Dingling Zhang, He Zhu, Jincheng Ren, Kangqi Song, Xinran Zhou, Boyu Feng, Shudong Liu, Jiabin Luo, Weihao Xie, Zhaohui Wang, Tianrui Qin, King Zhu, Yuqing Wang, Qianben Chen, Yuchen Eleanor Jiang, Wei Wang, Jiaheng Liu, Wangchunshu Zhou
2025-12-02
Summary
This paper focuses on the challenges of building computer programs, called Deep Research Agents, that can automatically create in-depth research reports like a human analyst would. It identifies weaknesses in how these agents are currently tested and proposes new tools to better evaluate and improve them.
What's the problem?
Currently, most tests for these research agents just check if they can answer simple questions, not if they can build a complete, well-supported report. Existing benchmarks for report creation are too complicated and rely on subjective opinions to judge quality, making it hard to know if the agents are actually useful.

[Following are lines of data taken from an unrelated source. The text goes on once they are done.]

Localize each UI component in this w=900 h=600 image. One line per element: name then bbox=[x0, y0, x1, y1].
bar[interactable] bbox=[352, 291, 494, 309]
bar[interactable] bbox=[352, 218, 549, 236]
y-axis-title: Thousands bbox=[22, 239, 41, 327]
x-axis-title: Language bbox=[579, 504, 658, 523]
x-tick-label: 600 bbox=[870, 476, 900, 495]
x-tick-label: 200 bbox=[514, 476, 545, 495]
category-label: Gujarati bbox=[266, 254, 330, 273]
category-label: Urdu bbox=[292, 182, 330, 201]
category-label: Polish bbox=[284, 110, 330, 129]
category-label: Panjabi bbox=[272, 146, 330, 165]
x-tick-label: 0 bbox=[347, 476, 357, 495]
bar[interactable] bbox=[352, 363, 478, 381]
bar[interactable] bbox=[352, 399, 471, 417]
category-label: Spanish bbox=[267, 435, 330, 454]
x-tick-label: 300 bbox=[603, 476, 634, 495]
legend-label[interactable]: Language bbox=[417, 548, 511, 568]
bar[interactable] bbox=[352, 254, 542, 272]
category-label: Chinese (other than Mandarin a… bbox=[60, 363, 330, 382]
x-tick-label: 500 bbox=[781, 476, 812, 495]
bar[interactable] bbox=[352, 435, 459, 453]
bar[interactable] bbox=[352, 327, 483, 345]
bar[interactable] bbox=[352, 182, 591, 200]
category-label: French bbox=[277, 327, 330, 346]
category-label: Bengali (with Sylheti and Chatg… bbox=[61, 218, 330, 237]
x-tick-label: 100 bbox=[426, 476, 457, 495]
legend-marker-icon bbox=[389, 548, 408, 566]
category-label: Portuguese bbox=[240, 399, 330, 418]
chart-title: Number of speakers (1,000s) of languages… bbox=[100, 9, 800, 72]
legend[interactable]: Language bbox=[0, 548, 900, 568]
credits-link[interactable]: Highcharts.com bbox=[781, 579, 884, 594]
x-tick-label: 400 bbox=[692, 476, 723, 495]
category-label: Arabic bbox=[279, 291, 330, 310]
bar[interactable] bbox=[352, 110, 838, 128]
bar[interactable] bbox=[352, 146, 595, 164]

There's a lack of clear understanding of *where* these agents fail when trying to do real research.
What's the solution?
The researchers created a new, more detailed testing benchmark called FINDER, which includes 100 research tasks broken down into 419 specific checklist items to ensure reports are structured, thorough, and factually accurate. They then used this benchmark to test existing agents and, based on the results, developed a 'failure taxonomy' called DEFT. DEFT identifies 14 specific ways these agents can go wrong during research, covering issues with finding information, understanding it, and putting it all together logically.
Why it matters?
This work is important because it provides a more realistic and reliable way to assess the capabilities of these research agents. By pinpointing exactly where they struggle – specifically with combining evidence, checking facts, and planning a research approach – it guides developers towards building more effective tools that can truly assist with complex research tasks. It moves the field beyond simply answering questions to actually *doing* research.
Abstract
Deep Research Agents (DRAs) aim to automatically produce analyst-level reports through iterative information retrieval and synthesis. However, most existing DRAs were validated on question-answering benchmarks, while research on generating comprehensive reports remains overlooked. Worse, current benchmarks for report synthesis suffer from task complexity and subjective metrics -- this fails to reflect user demands and limits the practical utility of generated reports. To address these gaps, we present Fine-grained DEepResearch bench (FINDER), an enhanced benchmark consisting of 100 human-curated research tasks with 419 structured checklist items that standardize report structure, analytical depth, and factual grounding. Based on approximately 1,000 reports produced by mainstream DRAs, we further propose Deep rEsearch Failure Taxonomy (DEFT), the first failure taxonomy for deep research agents. DEFT contains 14 fine-grained failure modes across reasoning, retrieval, and generation, and is built upon grounded theory with human-LLM co-annotating and inter-annotator reliability validation. Our experimental findings reveal that current DRAs struggle not with task comprehension but with evidence integration, verification, and reasoning-resilient planning.